07/08/2020 by McKenna and Co Solicitors
Buying and selling property in Ireland: what taxes are you liable for?
What are they and will you have to pay them?
1. NPPR, Non-Principal Private Residence
Set up in 2009, to generate more funds during the Recession, the NPPR lasted until 2013 and taxed people who owned more than one property.
The property either has a Certificate of Discharge, which acknowledges that the NPPR has been paid, or a Certificate of Exemption, which says the property was exempt from the NPPR as it was the occupant’s primary residence.
This applies to new builds, second hand dwellings and apartments. The NPPR tax is retroactive.
2. LPT, Local Property Tax
The LPT has been in effect since 2013 and is paid annually. The LPT applies to anyone who owns a property, whether that be a second-hand home or an apartment. For those with new builds, the LPT won’t have to be paid until November of the following year.
On purchasing either a second-hand dwelling or an apartment the LPT will be apportioned so that the vendor (person selling) pays the full amount for the year and the purchaser will repay what they owe from the date they move in.
For example, Mary buys a house from John and the transaction closes on 20th June.

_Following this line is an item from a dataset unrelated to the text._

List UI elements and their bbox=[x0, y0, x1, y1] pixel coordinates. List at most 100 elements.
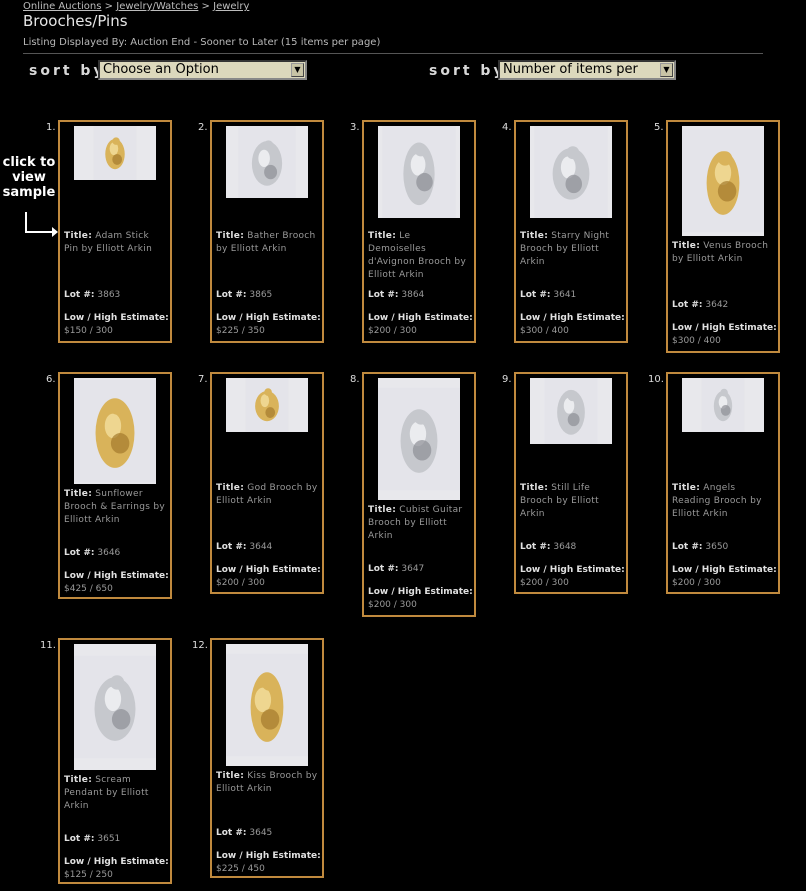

John will pay the full LPT for the year. The amount, which ranges depending on the property value, will be divided so that Mary pays from 20th June
onwards and John pays for the time preceding that.
3. Service Charge
A service charge is a charge payable on either apartments or new builds with a common area. The charge will pay for things like cleaning and maintenance of the area and general upkeep. It is paid once a year to a management company.
4. Stamp Duty
Stamp Duty is payable on every house in Ireland to the Revenue. On second-hand buildings and apartments, the stamp duty is 1% of the purchase price.
For new builds, it is slightly less than 1% as there is no VAT on the stamp duty for a new build.